Corpus luteum yetmezliğinin tanısı rahim iç zarından alınan biopsi (Endometrial biyopsi) ile konur.

Corpus luteum yetmezliğinin tedavisi ise eksikliğin ortaya çıkmaya başladığı dönemde progesteron hormonun ilaçlarla yerine konmasıdır. Bu tedaviye genellikle gebeliğin ilk üç ayında devam edilir.

C) Trombofili

Ayrıntılı bilgi için tıklayınız…

D) Enfeksiyonlar

Listeria monocytogenes, Toxoplasma gondii, Rubella, Herpes Simpleks Virüs (HSV), Measles Virüs, Cytomegalovirüs ve Coxsackie Virüsün kendiliğinden oluşan düşüklerdeki rolü bilinmektedir. Tekrarlayan gebelik kayıpları nedenleri arasında enfeksiyon ajanları %0.5-5 oranında yer almaktadır.

Gebelik kaybına neden olduğu düşünülen mekanizmalar

(1) Fetüs veya plasenta enfeksiyonu,
(2) Plasenta yetersizliği,
(3) Kronik endometritis/endoservitit ve amnionit
(4) Enfekte RİA (rahim içi araç) olarak bilinmektedir.

Ayrıca tekrarlayan gebelik kayıplarında rol oynadığı düşünülen enfeksiyon ajanları arasında Mikoplazma, Üreaplazma, Chlamydia trachomatis ve Listeria monocytogenes de vardır.

E) Anatomik Nedenler

Uterusun yapısal bozuklukları ise myomlar, rahim içi yapışıklıklar (adezyonlar), rahim içinde bir bölmenin olması (Uterin septum), çift rahim (Uterus didelfis) ve diğer şekil bozukluklarıdır. Rahimin şekil bozuklukları düşük veya erken doğum olasılığını artırmaktadır. Bunlar arasında en önemlisi rahimde perde (septum) bulunmasıdır. Septumu olan hastalarda gebe kalma sorunu, düşük olasılığında ve erken doğrum oranında artış görülmektedir. Bu bozukluklar; ya damarlanmayı kötü yönde etkileyerek ya da uterus boşluğunun boyutlarını küçültüp değiştirerek, fetusun yerleşeceği bölgeyi uygunsuz hale getirmektedir. Bu anormalliklerin cerrahi olarak düzeltilmesi düşük oranlarını azaltmaktadır.

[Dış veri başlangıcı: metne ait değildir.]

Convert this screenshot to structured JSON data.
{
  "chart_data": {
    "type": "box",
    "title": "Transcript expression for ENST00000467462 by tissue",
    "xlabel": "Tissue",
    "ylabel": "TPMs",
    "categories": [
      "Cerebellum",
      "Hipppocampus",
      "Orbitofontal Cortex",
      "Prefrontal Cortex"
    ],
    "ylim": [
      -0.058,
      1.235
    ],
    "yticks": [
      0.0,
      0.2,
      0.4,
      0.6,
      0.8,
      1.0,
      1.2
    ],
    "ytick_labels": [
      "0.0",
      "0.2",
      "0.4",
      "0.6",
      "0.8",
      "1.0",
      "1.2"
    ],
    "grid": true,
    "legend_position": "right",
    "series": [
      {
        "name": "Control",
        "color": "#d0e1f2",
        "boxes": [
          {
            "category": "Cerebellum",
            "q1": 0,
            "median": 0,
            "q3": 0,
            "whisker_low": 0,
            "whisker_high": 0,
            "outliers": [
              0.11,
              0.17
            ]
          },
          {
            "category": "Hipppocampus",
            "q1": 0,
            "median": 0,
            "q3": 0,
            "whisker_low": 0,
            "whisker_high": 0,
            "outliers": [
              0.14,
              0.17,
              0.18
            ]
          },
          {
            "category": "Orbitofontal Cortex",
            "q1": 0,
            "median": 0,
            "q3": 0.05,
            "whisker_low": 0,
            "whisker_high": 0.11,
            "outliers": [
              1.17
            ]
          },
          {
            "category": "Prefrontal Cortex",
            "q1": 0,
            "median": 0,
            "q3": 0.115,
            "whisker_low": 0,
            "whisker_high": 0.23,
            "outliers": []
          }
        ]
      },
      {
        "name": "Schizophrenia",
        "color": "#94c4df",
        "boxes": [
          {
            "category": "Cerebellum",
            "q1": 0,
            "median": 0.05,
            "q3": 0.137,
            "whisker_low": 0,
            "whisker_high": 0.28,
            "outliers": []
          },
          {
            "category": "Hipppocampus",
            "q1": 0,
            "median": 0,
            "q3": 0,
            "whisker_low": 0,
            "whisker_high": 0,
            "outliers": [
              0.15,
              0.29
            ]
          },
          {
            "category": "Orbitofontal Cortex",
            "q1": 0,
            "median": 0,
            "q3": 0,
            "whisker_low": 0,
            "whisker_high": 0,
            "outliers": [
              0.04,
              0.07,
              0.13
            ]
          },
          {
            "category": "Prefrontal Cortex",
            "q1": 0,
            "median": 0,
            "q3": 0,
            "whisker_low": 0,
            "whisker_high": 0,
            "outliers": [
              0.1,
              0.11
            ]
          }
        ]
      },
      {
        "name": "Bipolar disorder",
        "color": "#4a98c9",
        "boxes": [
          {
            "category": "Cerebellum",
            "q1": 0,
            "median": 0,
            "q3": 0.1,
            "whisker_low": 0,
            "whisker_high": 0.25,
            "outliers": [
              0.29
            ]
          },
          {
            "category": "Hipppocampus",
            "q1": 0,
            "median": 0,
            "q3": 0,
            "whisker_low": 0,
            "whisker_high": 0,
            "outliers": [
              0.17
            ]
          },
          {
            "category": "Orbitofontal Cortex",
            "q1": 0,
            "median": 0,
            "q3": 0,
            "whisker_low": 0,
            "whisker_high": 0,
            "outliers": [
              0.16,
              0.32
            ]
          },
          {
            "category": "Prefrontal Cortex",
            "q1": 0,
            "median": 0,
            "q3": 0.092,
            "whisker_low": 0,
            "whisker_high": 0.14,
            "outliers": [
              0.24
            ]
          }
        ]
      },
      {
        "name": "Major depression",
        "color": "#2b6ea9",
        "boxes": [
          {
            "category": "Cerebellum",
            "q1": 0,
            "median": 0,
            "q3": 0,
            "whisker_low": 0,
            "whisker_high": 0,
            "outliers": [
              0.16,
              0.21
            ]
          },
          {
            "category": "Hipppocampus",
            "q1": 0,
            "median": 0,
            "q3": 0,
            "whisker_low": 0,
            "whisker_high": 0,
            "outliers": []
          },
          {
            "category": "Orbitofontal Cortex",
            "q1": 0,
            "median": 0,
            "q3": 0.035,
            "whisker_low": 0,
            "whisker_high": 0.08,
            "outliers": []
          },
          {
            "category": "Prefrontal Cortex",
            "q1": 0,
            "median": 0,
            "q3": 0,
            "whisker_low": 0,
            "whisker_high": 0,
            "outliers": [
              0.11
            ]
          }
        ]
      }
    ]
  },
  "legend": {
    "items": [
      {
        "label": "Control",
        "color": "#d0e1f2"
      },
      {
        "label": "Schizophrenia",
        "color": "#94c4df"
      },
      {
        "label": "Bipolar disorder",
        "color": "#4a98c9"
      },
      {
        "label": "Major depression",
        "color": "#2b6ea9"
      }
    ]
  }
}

Tekrarlayan düşüklere neden olan bir diğer rahim bozukluğu ise daha önce geçirilen kürtaj, myom veya polip ameliyatı ve tüberküloza bağlı rahim içi yapışıklıklardır.

Rahim ağzı yetersizliği özellikle gebeliğin 4. ve 6. ayları arasında rahim ağzının sancısız bir şekilde açılması ve gebelik zarlarının yırtılmasıyla fetusun (bebeğin) dışarı atılmasıyla ortaya çıkan durumdur.Tedavisi genellikle cerrahidir. Üçüncü ayın sonunda rahim ağzına usulüne uygun şekilde dikiş konulabilir (McDonald ve Shirodkar ameliyatları).

F) Bağışıklık Sistemi İle İlgili Nedenler

Ayrıntılı bilgi için tıklayınız…

G) Diğer Faktörler

Sigara, alkol ve stres tekrarlayan düşük nedenleri arasında sayılan diğer önemli faktörlerdir.